Since Wimbledon, as the tour moved to North American hard courts ahead of Flushing Meadows, Kyrgios won a doubles title with Kokkinakis in Atlanta (they were doubles champions at the Australian Open in January), becoming the first man who ever won singles and doubles titles in the same year in Washington, then beat Medvedev en route to the quarter-finals in Montreal, before escaping with a second-round loss to top-seeded American Taylor Fritz in Cincinnati.
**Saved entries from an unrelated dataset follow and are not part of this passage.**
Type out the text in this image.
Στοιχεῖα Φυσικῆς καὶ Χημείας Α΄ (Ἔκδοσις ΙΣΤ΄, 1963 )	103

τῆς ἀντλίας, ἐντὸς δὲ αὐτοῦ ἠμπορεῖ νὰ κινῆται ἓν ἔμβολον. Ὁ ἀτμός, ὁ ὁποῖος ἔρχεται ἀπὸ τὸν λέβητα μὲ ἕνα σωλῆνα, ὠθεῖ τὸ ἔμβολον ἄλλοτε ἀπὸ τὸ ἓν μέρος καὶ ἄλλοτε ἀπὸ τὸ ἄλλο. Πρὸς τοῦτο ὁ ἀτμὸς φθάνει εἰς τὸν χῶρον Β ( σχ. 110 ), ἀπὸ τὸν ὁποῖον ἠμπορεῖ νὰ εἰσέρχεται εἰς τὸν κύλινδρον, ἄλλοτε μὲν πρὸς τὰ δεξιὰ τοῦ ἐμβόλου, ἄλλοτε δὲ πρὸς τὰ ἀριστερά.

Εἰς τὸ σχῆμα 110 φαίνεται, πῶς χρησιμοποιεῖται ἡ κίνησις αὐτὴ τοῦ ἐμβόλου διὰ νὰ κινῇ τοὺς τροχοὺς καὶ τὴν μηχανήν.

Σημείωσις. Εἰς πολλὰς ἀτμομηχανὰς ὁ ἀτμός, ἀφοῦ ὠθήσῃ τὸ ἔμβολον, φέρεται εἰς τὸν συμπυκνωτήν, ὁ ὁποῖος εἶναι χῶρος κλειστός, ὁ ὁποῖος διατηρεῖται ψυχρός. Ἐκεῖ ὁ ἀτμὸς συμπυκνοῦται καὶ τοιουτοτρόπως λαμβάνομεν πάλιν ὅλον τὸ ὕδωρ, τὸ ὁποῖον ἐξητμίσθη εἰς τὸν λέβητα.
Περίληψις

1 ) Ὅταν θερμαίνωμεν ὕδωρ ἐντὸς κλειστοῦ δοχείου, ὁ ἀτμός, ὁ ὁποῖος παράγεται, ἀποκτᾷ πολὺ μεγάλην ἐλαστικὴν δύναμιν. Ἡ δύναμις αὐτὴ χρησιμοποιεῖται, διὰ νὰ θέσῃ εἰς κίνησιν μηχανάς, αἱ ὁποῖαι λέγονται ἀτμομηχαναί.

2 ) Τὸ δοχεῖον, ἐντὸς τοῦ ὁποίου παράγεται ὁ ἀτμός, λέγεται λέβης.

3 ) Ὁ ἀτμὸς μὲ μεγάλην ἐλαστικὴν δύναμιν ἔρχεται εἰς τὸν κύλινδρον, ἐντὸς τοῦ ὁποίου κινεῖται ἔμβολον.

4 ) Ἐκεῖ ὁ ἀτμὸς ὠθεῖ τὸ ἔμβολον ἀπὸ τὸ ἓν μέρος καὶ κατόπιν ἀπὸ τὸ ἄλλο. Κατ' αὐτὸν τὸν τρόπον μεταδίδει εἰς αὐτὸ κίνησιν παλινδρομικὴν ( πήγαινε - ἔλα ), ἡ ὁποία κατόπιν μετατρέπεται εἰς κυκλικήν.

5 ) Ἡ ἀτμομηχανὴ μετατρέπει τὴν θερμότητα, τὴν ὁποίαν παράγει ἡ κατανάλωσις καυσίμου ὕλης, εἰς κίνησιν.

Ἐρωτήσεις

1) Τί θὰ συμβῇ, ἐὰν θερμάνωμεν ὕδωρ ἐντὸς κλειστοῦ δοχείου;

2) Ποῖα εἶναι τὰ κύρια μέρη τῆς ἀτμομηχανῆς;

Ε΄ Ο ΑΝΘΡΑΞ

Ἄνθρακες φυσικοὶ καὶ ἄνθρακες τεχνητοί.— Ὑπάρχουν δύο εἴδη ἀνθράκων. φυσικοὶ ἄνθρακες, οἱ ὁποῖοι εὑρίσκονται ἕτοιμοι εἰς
“I was so mentally and physically worn out. Mentally I wanted to go out there and put on another good performance. my body almost didn’t leave me. It was like trying to start a lawnmower after four or five times. It just wasn’t working,” Kyrgios said. “There was so much going on at home — my brother had a baby. my mom is sick It’s just hard being away. It definitely weighs on me every day that I’m on the road more. I just want to go home, sort of. But I know this is an important event here, so I just have to put them aside.”

Some players will never recognize looking at the draw to see what could happen down the road in a tournament. Kyrgios is not one of them.

He believes he and Kokkinakis were placed in a “big section” of the bracket, “so whoever moves forward has a great opportunity to capitalize.”

However, Kyrgios added: “Whether I win or lose, it will be the same for me. … It’s a win-win for me. If I win, it’s more money and another great result. If I lose, I’ll go home.”